Es lebte einmal ein König in seinem Reich; er war verheiratet und hatte mit seiner Gemahlin zwei Kinder, einen Sohn und eine Tochter. Der Sohn hieß Asmund, die Tochter aber hieß Signe. Es waren die hoffnungsvollsten Königskinder, die man zu jener Zeit kannte, und sie wurden in allen Künsten, die Königskindern zu lernen ansteht, erzogen. Sie wuchsen nun auf, zu Hause beim Vater, und jeder Wunsch wurde ihnen erfüllt. Der König schenkte seinem Sohn Asmund zwei Eichbäume, die draußen im Wald standen, und es war ein Vergnügen für den Sohn, sie auszuhöhlen und verschiedene Kämmerchen in den Stämmen einzurichten. Signe folgte ihm häufig und bewunderte die Eichbäume und bekam Lust, sie mit ihm zusammen zu besitzen. Er erfüllte ihren Wunsch, und nun trug sie allerlei Edelsteine und Kleinodien, die ihr die Mutter geschenkt hatte, dorthin.
Da geschah es einmal, daß ihr Vater in den Krieg zog; in seiner Abwesenheit aber wurde die Königin krank und starb. Da gingen die Geschwister hinaus in den Wald und setzten sich in die Eichbäume, nachdem sie sich auf ein Jahr mit Lebensmitteln versehen hatten.
Nun ist zu melden, daß in einem anderen Lande ein König herrschte, der einen Sohn, namens Ring, hatte. Ring hatte von der großen Schönheit Signes erzählen[265] hören und entschloß sich, um sie zu freien. Er bekam von seinem Vater ein Schiff für die Reise, hatte guten Wind und kam nach dem Lande, in dem Signe zu Hause war. Als er aber zur Königshalle hinaufgehen wollte, begegnete ihm auf dem Wege eine so schöne Frau, daß es ihm schien, als hätte er nie zuvor ihresgleichen gesehen.

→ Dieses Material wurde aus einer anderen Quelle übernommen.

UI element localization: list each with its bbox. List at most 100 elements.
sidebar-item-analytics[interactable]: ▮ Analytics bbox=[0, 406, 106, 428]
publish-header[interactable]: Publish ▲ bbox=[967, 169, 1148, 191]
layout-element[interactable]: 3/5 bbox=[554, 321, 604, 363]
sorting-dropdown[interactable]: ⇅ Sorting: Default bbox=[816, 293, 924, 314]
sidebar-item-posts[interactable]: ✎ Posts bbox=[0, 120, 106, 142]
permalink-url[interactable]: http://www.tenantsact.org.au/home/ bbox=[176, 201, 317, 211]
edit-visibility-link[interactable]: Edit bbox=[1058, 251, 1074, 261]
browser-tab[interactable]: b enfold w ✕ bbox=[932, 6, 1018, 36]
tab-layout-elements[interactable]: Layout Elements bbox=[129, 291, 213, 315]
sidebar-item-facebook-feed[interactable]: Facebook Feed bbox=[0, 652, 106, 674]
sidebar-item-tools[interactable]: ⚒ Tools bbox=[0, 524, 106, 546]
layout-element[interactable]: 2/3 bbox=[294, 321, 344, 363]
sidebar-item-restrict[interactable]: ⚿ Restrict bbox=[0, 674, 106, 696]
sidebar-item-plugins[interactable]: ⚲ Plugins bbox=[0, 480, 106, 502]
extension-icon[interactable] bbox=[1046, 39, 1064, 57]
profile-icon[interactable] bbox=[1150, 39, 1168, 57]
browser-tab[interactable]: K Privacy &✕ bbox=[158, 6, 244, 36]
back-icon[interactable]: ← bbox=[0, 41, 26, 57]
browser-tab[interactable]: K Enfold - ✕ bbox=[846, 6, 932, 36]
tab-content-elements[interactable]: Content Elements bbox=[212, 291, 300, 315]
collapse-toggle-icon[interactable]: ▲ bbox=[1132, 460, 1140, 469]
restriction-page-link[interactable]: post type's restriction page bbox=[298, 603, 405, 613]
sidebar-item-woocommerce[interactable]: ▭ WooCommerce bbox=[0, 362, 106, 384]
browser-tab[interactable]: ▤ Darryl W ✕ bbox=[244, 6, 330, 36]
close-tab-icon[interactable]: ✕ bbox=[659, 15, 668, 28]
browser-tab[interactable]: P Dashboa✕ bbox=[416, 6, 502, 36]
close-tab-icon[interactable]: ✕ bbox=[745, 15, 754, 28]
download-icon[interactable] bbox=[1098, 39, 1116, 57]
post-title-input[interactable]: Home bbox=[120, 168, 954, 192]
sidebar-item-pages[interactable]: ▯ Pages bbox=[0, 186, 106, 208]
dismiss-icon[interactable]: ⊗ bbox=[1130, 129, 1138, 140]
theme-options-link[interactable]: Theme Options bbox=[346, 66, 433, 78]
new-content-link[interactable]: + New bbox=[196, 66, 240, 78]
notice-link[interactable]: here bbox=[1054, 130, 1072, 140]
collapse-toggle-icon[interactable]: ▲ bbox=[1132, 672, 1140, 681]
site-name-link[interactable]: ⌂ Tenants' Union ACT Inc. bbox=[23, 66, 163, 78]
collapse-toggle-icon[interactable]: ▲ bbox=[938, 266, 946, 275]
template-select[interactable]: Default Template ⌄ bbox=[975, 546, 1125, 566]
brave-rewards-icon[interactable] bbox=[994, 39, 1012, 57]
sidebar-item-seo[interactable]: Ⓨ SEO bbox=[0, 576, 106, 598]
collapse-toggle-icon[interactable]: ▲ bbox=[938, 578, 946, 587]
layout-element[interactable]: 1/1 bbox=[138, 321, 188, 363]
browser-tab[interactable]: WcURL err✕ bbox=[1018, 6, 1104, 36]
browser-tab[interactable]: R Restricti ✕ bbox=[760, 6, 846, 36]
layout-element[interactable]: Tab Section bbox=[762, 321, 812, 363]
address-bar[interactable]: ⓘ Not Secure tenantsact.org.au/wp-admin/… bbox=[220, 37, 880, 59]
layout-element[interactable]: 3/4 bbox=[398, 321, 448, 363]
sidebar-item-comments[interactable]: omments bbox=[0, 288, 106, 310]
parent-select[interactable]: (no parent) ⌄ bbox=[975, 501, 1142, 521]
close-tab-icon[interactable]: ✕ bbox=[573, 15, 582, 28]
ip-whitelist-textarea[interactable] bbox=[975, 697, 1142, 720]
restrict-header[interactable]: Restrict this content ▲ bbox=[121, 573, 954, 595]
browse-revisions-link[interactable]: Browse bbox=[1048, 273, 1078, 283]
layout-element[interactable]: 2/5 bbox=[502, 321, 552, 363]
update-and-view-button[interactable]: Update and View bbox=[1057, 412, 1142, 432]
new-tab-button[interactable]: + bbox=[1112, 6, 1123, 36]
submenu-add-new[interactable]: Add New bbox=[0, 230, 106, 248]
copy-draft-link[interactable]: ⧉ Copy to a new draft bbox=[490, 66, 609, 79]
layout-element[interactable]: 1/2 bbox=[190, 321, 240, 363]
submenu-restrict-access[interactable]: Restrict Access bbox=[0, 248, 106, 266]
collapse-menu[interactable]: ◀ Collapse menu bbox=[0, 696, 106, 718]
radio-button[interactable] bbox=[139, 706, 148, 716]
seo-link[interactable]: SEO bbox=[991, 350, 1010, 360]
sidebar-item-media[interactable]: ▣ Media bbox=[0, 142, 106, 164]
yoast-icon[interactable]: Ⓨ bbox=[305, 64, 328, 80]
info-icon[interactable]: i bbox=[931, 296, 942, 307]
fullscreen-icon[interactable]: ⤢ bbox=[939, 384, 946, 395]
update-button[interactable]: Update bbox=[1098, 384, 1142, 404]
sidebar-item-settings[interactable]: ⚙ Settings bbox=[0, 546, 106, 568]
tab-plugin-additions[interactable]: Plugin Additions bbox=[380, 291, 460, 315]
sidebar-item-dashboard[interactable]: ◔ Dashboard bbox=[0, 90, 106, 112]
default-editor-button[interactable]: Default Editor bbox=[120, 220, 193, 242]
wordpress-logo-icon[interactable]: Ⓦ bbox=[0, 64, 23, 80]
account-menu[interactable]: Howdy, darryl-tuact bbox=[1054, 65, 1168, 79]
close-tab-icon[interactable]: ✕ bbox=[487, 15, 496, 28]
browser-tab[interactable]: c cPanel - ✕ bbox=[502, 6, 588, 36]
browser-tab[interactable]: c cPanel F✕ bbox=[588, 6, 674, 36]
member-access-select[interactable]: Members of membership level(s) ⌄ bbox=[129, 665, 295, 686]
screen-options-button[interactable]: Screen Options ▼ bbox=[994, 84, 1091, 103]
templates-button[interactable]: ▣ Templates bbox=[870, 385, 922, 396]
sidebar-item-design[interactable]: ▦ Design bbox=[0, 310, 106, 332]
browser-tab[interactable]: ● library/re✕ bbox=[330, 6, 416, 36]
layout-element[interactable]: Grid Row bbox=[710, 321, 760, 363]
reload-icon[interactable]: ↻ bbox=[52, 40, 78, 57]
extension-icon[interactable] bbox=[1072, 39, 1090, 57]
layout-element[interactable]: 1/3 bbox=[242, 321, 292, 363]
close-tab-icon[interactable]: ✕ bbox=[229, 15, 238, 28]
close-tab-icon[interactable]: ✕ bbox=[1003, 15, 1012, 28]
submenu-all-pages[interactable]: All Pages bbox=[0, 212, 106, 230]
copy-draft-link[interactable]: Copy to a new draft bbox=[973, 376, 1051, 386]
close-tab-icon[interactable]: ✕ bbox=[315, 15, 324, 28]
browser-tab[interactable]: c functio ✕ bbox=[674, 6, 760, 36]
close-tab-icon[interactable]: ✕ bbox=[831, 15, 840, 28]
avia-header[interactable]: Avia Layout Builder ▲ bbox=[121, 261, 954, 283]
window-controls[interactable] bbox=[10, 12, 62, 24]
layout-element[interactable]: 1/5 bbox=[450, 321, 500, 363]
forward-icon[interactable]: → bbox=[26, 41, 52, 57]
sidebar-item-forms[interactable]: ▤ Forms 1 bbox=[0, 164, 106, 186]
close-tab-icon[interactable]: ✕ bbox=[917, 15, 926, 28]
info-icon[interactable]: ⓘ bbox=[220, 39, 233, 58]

Er fragte, wer sie sei, sie aber erwiderte, sie sei die Königstochter Sigrid. Er fragte sie, warum sie so allein umhergehe; sie erwiderte, das geschähe aus Trauer über den Tod ihrer Mutter, und weil ihr Vater nicht zu Hause wäre. Der Königsohn sagte, da sie es nun selber sei, könne er gleich sagen, daß er gekommen sei, um ihre Hand zu begehren. Sie hörte sein Freien freundlich an, bat ihn aber, auf sein Schiff zu gehen, denn sie wolle weiter in den Wald hinein. Sie ging nun zu den Eichbäumen, riß sie mit den Wurzeln aus, nahm den einen auf den Rücken, den andern aber auf die Brust und trug sie so an die See und watete nach dem Schiff mit ihnen; hier nahm sie wieder ihre schöne Gestalt an, wie zuvor, und erzählte dem Königssohn, daß ihre Habe nun an Bord gebracht sei, weiteres besitze sie nicht. Dann segelten sie nach Hause, wo seine Eltern und Schwestern ihn mit großer Freude empfingen. Er gab ihr einen schönen Wohnraum und ließ die beiden Eichbäume vor ihre Fenster pflanzen. Nach Verlauf eines halben Monats kam er zu ihr und sagte, innerhalb zweier Wochen werde er sie heiraten und gab ihr gleichzeitig kostbaren Stoff, um Brautgewänder für sie beide zu nähen. Kaum aber war er[266] fortgegangen, so warf sie die Kleider auf den Boden, raste mit großem Ungestüm herum und war ganz verwandelt und wurde zur schlimmsten Hexe; sie sagte, daß sie nicht wisse, was sie mit solchem Staat anfangen solle, sie, die nie etwas anderes getan hätte als Menschenfleisch essen und Pferdeknochen brechen; sie machte noch immer weiteres Gepolter und sagte, daß sie vor Hunger umkommen müsse, denn nie käme ihr Bruder Eisenkopf mit den Särgen, wie er versprochen hätte. Da aber öffnete sich der Fußboden des Zimmers und durch ihn hindurch stieg ein Riese herauf, mit einem ungeheuer großen Sarg in den Armen. Sie fingen beide an, den Sarg aufzubrechen, der voll war mit Menschenbäuchen. Beide begannen nun mit großer Gier zu essen, dann aber stieg ihr Bruder denselben Weg wieder hinab, ohne irgendeine Spur auf dem Fußboden zu hinterlassen. Als sie sich gesetzt hatte, tobte sie noch schlimmer als zuvor, zerrte an dem Stoff und wollte ihn zerreißen.